Air Force Gen. Richard B. Myers spoke to U.S. military personnel at the embassy here and complimented them on forming a good joint-service team. But, he said, he didn't think the individual services should go away.
"I think the individual service cultures are extremely important," he said, "because, first of all, pride."
He said the pride personnel show in their service is an important part of why they serve. It is also an important part of "why we do extraordinary things when asked to do it."
"Whatever uniform you wear or what patch you wear on your sleeve has a lot to do with our esprit de corps and our willingness to sacrifice for our friends, our comrades and our nation," Myers said.
The chairman said a second reason why the individual services are important is because they breed healthy competition. "Competition is a good thing," he said. "The American system is based on it -- in economics, the political world. Competition breeds excellence."
He said the services compete not for resources as they did in the past, but for which service can come up with the best ideas.
Myers said he still thinks there is room for more jointness in the military. "That does not mean we should not be a well-integrated fighting machine," he said. "I think we are.

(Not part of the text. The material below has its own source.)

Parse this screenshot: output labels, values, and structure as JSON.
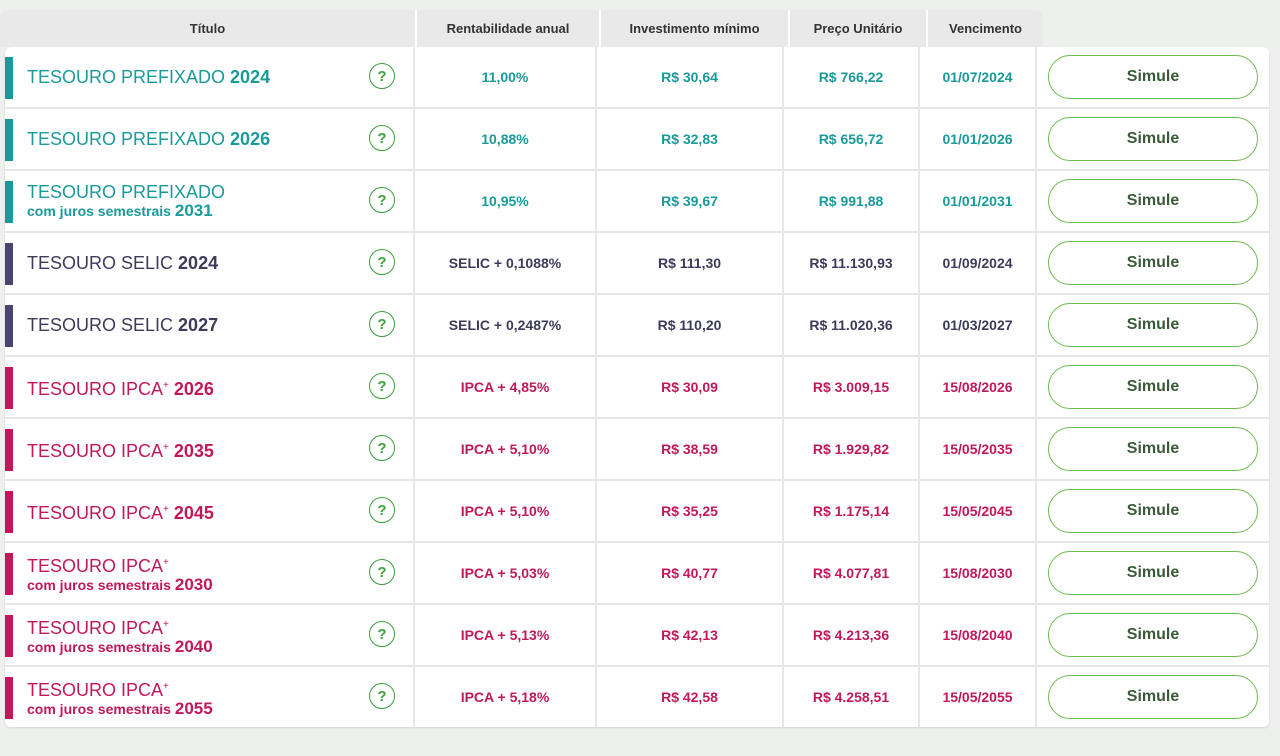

We've come a long way since Congress had to legislate that we'd be joint back in 1986."
He said the military was "pretty pathetic" in its ability to work together before the Goldwater-Nichols Act that President Reagan signed that year. Even in Operation Desert Storm, jointness meant deconflicting the battlefield and was not really an integrated effort, Myers said.
But, he added, the military has changed, and anyone studying major combat operations in Iraq, or Operation Enduring Freedom will see that service integration is a way of life.
What is important now is integration beyond the Defense Department, he said. It is especially crucial for the DoD officials to work closely with their compatriots in the State Department.
"One thing that can help is the education process," Myers said. By the time a military officer reaches 20 years of service, roughly 10 percent of that officer's time in service is spent in an educational institution of some sort. "I don't know if that is mirrored in other departments of the government," he said.
Myers said the DoD schools reserve slots for people from other government agencies. All involved see the benefits of that sort of commingling. He said he has appealed to Cabinet members and agency leaders for some sort of cross training. "It's usually well-received," he said. "Leaders understand that this is important."